Not that Republicans should back immigration reform just because it’s popular with Latino voters. It also happens to be in America’s interest: the reforms on the table in the Senate this week are the only way to deliver the control the public is demanding, holding the line at the border and restoring the rule of law in our communities. 

What the president and other GOP immigration reformers understand – and all too many House Republicans don’t grasp – is that enforcement alone will not restore the rule of law.  Government, no matter how hard it tries, cannot change the realities of the global economy. The only way to get control is to combine tougher enforcement with more realistic, more enforceable law – law more in sync with our labor needs and the all but inevitable flow of immigrants coming to meet them. 

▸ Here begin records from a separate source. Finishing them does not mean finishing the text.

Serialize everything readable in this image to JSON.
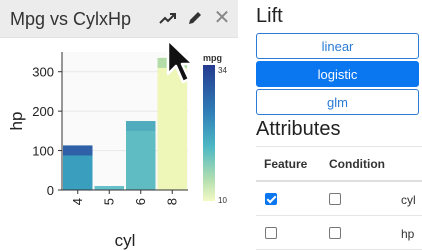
{
  "card": {
    "title": "Mpg vs CylxHp",
    "icons": [
      "trend-icon",
      "pencil-icon",
      "close-icon"
    ],
    "close_glyph": "✕"
  },
  "chart_data": {
    "type": "bar",
    "xlabel": "cyl",
    "ylabel": "hp",
    "categories": [
      "4",
      "5",
      "6",
      "8"
    ],
    "values": [
      113,
      10,
      175,
      335
    ],
    "ylim": [
      0,
      350
    ],
    "yticks": [
      "0",
      "100",
      "200",
      "300"
    ],
    "legend": {
      "title": "mpg",
      "max": "34",
      "min": "10"
    },
    "colors": {
      "high_mpg": "#2b3f96",
      "mid_mpg": "#3aa3c5",
      "low_mpg": "#eef5b8"
    }
  },
  "panel": {
    "lift_heading": "Lift",
    "buttons": [
      {
        "label": "linear",
        "active": false
      },
      {
        "label": "logistic",
        "active": true
      },
      {
        "label": "glm",
        "active": false
      }
    ],
    "attributes_heading": "Attributes",
    "table": {
      "headers": [
        "Feature",
        "Condition"
      ],
      "rows": [
        {
          "feature_checked": true,
          "condition_checked": false,
          "name": "cyl"
        },
        {
          "feature_checked": false,
          "condition_checked": false,
          "name": "hp"
        }
      ]
    }
  }
}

The difference between House and Senate Republicans isn’t about who’s tougher, it’s about who’s more pragmatic. Senate reformers like Chuck Hagel, Mel Martinez, John McCain and others say let’s recognize the economic facts of life – and once we’ve written law in line with those facts, let’s get tough about enforcing that. 

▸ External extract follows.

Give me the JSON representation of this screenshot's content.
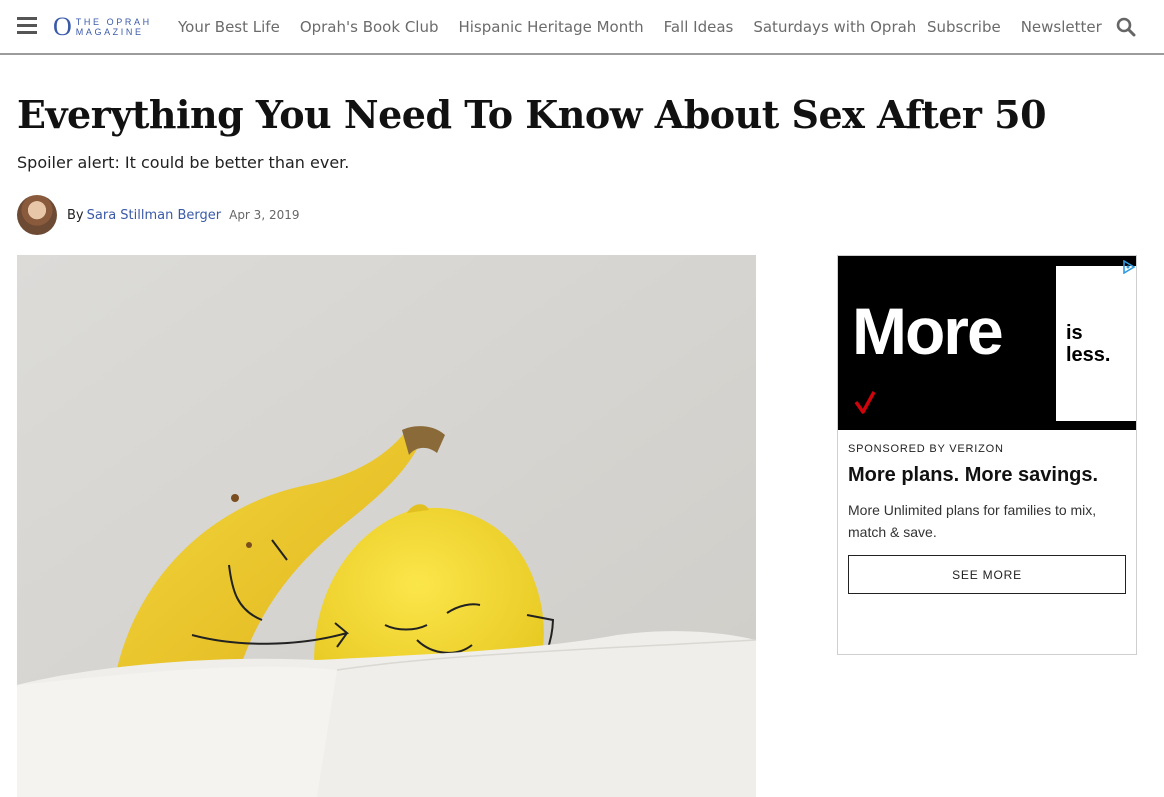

Let’s own up to our shifting demographics – our aging, shrinking and ever more educated workforce.  Let’s admit, even in a knowledge economy, our continuing need for unskilled labor. Let’s face the fact that for good or for ill – and mostly for good – we can’t isolate our economy from readily available low wage workers in other countries. Let’s recognize the truth about the world we live in – and tailor our law to take advantage of what’s true, rather than pretending it doesn’t exist. 

The difference between the House and Senate Republicans isn’t about who’s tougher, it’s about who’s more pragmatic. Senate reformers like Chuck Hagel, Mel Martinez, John McCain and others say let’s recognize the economic facts of life – and once we’ve written law in line with those facts, let’s get tough about enforcing that.

Immigration reform isn’t just about immigrants, it’s also about modernity. And it’s about being smart enough to understand that if we own up to the reality of the world as it is, we don’t have to make a choice between immigration and legality – or between  prosperity and the rule of law.   

Are Republicans the party that can face the future and solve the problems that come with it – or the party that would rather duck, hiding behind symbolism and easy rhetoric? That’s the choice we face as immigration reform makes its way through Congress.  RF

Tamar Jacoby is a senior fellow at the Manhattan Institute.